A cutter is not necessarily a emo person, they are simply a person who has so much pain (both mental and physical) that they feel that they do not have control over themselves and the only way that they can feel in control is when they cut themselves.
A person who has been abused, mentally or physically, wants to be in control over something, in which some cases it leads to personal injury. Cutters are not emo or goththey are just your everday person with too much pain.
by Destructive Beauty March 22, 2007
 
45.
A cutter is someone who can't deal with the stress that is going on in their lives.

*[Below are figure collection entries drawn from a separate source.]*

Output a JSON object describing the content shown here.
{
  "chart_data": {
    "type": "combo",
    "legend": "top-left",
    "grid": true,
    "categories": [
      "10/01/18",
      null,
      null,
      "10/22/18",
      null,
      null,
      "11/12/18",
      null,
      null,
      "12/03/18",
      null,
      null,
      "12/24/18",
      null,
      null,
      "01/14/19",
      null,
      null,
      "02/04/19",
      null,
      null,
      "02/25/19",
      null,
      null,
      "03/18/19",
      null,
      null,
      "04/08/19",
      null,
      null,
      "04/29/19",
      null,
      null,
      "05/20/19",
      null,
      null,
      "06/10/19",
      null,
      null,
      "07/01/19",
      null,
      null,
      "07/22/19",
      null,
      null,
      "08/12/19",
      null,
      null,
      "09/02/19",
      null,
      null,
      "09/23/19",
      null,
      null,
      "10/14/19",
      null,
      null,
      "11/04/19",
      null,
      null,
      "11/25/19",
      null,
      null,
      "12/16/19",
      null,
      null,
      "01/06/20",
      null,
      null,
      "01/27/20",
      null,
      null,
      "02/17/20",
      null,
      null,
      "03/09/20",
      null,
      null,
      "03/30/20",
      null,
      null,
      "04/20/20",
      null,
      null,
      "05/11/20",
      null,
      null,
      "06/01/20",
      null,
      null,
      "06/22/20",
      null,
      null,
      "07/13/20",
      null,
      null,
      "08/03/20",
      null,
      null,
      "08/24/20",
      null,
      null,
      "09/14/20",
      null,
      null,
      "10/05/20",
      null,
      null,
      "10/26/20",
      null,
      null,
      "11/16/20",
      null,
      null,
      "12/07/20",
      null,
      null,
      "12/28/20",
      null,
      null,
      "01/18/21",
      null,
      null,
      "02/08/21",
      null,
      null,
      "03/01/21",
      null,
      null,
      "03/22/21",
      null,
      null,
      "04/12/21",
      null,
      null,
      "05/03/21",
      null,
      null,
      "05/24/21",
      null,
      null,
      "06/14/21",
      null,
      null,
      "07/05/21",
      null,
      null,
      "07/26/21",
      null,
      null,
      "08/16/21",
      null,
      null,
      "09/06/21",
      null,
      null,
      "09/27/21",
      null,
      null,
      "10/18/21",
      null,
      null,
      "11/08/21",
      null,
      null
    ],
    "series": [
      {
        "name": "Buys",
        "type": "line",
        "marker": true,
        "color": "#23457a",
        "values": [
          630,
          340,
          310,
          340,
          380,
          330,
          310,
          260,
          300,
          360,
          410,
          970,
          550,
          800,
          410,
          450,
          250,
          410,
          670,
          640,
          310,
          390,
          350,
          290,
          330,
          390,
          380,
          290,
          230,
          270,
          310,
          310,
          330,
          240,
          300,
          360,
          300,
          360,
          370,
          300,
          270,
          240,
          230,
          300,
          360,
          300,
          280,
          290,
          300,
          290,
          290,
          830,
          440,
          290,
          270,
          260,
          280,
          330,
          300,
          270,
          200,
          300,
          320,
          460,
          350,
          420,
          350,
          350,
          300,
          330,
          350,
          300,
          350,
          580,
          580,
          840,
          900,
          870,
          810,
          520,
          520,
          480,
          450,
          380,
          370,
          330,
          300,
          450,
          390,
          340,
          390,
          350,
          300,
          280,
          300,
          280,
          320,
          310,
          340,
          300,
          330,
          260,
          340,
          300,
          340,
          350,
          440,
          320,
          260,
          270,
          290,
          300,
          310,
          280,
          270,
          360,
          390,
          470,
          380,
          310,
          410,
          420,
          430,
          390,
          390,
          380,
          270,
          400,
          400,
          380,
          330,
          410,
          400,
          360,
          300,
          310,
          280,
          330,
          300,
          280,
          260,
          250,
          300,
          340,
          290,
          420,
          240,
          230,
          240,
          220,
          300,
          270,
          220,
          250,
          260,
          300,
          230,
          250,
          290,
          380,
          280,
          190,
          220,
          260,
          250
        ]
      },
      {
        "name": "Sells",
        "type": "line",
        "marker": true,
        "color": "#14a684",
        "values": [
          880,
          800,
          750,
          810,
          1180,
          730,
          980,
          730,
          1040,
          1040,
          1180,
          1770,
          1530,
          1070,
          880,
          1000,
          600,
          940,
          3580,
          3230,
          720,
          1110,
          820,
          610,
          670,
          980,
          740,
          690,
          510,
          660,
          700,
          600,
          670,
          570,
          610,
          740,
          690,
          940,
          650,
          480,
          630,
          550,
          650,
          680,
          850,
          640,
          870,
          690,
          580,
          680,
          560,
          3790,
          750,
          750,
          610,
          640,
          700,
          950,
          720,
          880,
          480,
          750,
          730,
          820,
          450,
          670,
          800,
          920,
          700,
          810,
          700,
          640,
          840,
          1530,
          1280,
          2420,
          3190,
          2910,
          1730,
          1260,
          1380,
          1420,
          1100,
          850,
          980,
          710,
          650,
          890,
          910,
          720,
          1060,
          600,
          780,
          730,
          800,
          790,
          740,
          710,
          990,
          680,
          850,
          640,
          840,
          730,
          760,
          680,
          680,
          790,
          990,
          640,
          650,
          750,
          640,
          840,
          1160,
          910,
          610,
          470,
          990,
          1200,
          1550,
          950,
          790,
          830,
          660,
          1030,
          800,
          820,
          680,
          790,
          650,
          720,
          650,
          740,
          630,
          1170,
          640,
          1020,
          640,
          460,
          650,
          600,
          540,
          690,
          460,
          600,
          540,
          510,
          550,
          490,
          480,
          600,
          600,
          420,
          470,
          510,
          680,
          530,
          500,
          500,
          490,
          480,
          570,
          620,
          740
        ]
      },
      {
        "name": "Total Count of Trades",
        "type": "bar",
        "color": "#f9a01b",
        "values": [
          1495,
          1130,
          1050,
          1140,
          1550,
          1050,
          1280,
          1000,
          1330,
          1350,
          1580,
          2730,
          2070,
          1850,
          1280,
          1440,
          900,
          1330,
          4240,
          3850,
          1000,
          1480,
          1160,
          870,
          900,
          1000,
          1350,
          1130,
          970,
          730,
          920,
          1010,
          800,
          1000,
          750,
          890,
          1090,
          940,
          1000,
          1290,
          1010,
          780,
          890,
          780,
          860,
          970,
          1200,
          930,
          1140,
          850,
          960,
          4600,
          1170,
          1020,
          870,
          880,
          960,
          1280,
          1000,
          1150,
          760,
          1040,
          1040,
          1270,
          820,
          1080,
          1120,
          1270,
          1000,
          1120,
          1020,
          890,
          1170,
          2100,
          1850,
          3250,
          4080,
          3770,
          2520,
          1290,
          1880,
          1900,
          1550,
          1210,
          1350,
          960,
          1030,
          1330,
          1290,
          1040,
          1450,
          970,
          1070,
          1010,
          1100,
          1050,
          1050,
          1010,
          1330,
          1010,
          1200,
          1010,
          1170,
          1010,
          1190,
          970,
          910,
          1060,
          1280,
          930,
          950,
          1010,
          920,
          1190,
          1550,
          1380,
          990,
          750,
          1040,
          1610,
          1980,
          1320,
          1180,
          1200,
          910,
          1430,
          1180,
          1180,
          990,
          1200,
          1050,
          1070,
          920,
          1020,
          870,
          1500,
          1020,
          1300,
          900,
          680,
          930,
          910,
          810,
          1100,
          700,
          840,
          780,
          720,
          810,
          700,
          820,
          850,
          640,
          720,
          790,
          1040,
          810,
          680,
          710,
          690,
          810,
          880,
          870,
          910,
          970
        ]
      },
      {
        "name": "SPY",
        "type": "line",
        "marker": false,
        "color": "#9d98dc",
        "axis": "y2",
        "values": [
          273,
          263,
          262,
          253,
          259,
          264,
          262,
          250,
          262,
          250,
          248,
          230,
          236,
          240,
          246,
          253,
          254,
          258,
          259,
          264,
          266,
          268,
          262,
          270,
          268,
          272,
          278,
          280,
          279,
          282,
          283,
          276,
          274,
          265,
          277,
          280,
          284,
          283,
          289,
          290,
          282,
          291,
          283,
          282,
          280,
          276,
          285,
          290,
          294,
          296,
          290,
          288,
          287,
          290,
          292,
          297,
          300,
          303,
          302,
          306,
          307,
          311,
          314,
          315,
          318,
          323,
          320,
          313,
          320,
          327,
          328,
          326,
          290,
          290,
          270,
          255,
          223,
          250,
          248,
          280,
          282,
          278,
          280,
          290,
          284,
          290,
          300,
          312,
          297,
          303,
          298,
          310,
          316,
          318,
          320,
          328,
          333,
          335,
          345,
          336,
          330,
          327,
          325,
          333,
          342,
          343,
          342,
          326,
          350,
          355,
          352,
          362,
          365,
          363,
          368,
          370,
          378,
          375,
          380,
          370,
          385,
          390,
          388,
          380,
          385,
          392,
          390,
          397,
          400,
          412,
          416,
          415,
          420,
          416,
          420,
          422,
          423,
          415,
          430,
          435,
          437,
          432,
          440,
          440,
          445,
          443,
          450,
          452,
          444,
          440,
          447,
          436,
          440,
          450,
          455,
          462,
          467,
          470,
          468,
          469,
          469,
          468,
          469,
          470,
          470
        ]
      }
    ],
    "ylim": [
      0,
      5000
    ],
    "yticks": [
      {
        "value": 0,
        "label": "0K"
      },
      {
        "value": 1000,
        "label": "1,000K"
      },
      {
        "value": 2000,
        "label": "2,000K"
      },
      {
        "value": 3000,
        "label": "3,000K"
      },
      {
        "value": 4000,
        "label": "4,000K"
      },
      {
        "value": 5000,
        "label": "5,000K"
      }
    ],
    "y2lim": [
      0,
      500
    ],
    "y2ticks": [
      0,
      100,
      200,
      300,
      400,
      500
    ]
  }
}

Focusing on the pain of the cut is taking the mind temporarily off the problem.
I was a cutter twelve years ago and once I removed myself from the stressful situation I stopped. Now, twelve years later I started doing it again by being in a toxic relationship. I completely forgot that I had done this but as soon as I could not handle the anxiety, feeling completely out of control, it was the first thing I turned to do to relieve it.
by milesfromnowhere September 02, 2010
 
46.
The meaning of the name Cutter is Gem Cutter

The origin of the name Cutter is English

A human being who surpasses all with his adorable butt, pretty eyes and wonderful personality.

A man who is ambitious, spontaneous, highly intelligent, an abstract thinker and a great lover.

An amazing friend who is always there for you. He's crazy, exciting, and never fails to make you smile. Most of all, he's a great person.

a man who's amazing in bed, great hair, and a smile that makes you melt. he's amazing all around.
"That Cutter is Hot!"

"I would give anything to be with Cutter"
by THEONLYONEWHOCOUNTS February 03, 2010
 
47.
Midwest term? Person with really short hair like a crew cut. Used in a negative sense.
There was a bunch of cutters acting like D-bags at the Phish show.
by avant/chicago February 02, 2009
 
48.
a person that can't express their emotions in any other way besides cutting/scratching their skin, or so it seems to them, sometimes depressed but not always, needs support from friends and family
sarah saw the scars on her friends arms when her friend was whearing a T-shirt and was surprised to learn her best friend is still a cutter herself even though she said she stopped.
:(
by L.A.M June 10, 2007
 
49.
In a fantasy series a cutter commonly refers to a hitman of some kind or other.
The cutters ambushed us and most of the party fell.